Theresa May – khat(ban)woman

Wednesday, July 10th, 2013

Well, Theresa May has pulled another shit idea out of her seemingly bottomless bag. Proving that she not only has no idea about the young people in this country, she has now managed to alienate the Somali, Yemeni and Ethiopian communities too. Ignoring her advisors and their indepth research, which indicates that khat use is neither significantly dangerous to meet illicit criteria, nor on the increase, the daft old bat has decided that, yes, it should definitely be illegal.

Khat (a phonetic spelling of a word that basically sounds like ‘cat’) is a plant that, when chewed over a long period of time, produces a mild stimulant effect. An integral part of the community in Somalia, Yemen and Ethiopia, it helps people working long hours stay up, and is primarily used socially.

In the communities I have worked in, there has been a small amount of problematic use, and the head of the London Somali Youth Forum claims that young people are also starting to use the drug. However, when we consider that many of the Somali, Yemeni and Ethiopian people living in this country arrived here seeking asylum after fleeing their war-torn motherlands, having witnessed some fairly grim atrocities and then landing here at possibly not the best time to be a Muslim, I don’t think we can be too hard on them for using the drug in a slightly different manner than they would have done in their homelands, where use is unproblematic.

In terms of the social context, to me it stinks of oppression and racism. It’s worse than the Americans labelling Mexicans as mentally-deranged marajuana users, worse even than them labelling black Americans as crack users – because the plot there was to over-associate a widely-used drug to criminalise a specific population. Khat, in comparison, is pretty much only used by these communities – so from where I’m standing, this is out-and-out racial oppression.

Let’s draw a comparison. Imagine that the South of England invades the North. (It can only be a matter time, really – the BBC have already started.) A civil war ensues, killing thousands and displacing many thousands more. Some pretty nasty things take place, everyone is affected – both the Northerners who see their homes and families destroyed, and the Southerners who lose their fathers and sons in the fighting. Eventually many people have no choice but to evacuate to Ireland.

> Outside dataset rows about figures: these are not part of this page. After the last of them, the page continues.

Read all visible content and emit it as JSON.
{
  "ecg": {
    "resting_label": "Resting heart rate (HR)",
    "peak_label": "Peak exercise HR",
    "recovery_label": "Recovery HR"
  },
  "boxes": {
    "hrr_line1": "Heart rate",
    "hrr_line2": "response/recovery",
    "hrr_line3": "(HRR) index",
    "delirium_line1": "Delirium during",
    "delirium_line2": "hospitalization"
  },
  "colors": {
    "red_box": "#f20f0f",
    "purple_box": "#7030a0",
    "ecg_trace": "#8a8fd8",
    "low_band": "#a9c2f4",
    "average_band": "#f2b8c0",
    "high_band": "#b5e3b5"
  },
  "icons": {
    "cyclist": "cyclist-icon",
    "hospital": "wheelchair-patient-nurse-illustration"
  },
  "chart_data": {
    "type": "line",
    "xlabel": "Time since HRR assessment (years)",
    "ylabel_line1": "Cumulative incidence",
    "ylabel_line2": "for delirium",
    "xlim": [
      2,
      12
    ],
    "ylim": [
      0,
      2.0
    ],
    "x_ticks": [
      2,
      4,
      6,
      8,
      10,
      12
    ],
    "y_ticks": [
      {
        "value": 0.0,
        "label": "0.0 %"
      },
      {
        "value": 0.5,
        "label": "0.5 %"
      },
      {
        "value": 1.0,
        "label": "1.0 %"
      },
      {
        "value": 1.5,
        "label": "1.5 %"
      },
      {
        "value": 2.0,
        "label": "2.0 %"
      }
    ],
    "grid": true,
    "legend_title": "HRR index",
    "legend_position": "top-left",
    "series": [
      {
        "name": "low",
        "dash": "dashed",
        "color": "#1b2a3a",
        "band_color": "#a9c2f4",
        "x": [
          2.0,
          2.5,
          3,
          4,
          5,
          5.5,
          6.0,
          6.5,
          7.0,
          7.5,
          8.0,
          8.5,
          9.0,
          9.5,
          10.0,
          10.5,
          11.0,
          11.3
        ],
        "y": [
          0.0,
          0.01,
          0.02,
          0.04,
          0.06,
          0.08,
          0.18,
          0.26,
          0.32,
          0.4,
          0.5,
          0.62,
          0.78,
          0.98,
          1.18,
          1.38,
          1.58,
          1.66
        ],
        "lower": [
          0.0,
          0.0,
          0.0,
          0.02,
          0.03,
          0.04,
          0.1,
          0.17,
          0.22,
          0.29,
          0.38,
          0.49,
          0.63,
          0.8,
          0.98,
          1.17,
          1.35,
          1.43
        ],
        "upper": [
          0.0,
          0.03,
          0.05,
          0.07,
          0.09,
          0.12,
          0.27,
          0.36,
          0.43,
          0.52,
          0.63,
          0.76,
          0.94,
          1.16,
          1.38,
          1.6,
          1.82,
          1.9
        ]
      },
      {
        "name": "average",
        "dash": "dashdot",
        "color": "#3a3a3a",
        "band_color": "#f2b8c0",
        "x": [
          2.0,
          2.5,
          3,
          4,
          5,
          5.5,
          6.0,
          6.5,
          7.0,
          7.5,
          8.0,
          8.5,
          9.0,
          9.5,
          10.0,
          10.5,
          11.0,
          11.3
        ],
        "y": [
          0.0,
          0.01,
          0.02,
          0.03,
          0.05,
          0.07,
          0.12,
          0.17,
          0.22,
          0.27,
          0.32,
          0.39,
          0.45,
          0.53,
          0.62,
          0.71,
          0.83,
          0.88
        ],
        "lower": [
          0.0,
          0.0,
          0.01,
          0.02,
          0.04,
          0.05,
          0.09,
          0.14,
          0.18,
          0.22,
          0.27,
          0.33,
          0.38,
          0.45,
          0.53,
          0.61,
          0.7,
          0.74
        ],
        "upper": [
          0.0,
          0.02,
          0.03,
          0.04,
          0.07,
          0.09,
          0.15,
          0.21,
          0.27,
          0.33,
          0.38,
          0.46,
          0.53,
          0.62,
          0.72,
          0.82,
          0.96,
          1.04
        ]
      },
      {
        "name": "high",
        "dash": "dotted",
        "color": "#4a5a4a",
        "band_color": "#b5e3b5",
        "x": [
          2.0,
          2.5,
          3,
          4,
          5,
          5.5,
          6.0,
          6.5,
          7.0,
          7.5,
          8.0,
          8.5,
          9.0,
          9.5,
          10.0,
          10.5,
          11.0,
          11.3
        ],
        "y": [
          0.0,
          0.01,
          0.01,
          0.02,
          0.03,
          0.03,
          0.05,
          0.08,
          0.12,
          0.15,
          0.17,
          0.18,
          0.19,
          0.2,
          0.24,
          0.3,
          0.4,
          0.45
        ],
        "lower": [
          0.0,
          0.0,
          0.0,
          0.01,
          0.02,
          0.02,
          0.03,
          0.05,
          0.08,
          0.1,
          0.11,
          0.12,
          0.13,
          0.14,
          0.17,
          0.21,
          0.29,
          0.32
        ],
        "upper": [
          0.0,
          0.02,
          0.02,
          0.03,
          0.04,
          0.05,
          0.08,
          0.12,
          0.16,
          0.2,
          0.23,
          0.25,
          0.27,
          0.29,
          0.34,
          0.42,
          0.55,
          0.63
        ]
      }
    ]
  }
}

Now the Irish aren’t too keen on the English, for some reason. They begrudgingly offer them asylum, but they don’t want the English to feel too at home, or too equal. So they take from them the one thing that helps them cope, the one familiarity that brings people together and unites their communities, the thing that they sit down to with family, friends and neighbours when times are hard – the good old cup of tea. The Irish make caffeine illegal. And the English cry. (I know the Irish love it too – but just humour me for the span of this brief analogy.)

Now caffeine is addictive. It can be misused. In fact, in the 80s the World Health Organisation recommended that caffeine should be banned, because of the huge number of people presenting to GPs with headaches, migraines and anxiety problems resulting from excessive use. When we are upset or tired, we tend to drink more of it. Something bad happens – sit down, I’ll put the kettle on. Something needs discussing – come on, let’s go for a coffee. Imagine the social impact we English would experience if caffeine was removed from our culture.

And, likely as not, instead of having a cuppa or meeting for a coffee, we would go to the pub. In times of trauma and displacement, we English would need each other, to remember our old lives, and to help heal the wounds of war. And without a cuppa, what would we go for..? A run? A bath? I think not – we would go for a pint.

So I am suggesting, Theresa, you silly sausage / evil Aryan witch (delete as you see fit), that this policy might not be one of your best. I can’t imagine that the Somali youth are going to take up badminton instead. And at least this is a habit they can share with their parents and get useful advice on, instead of taking up something that alienates them from their heritage and no-one has any useful information about – like MCat.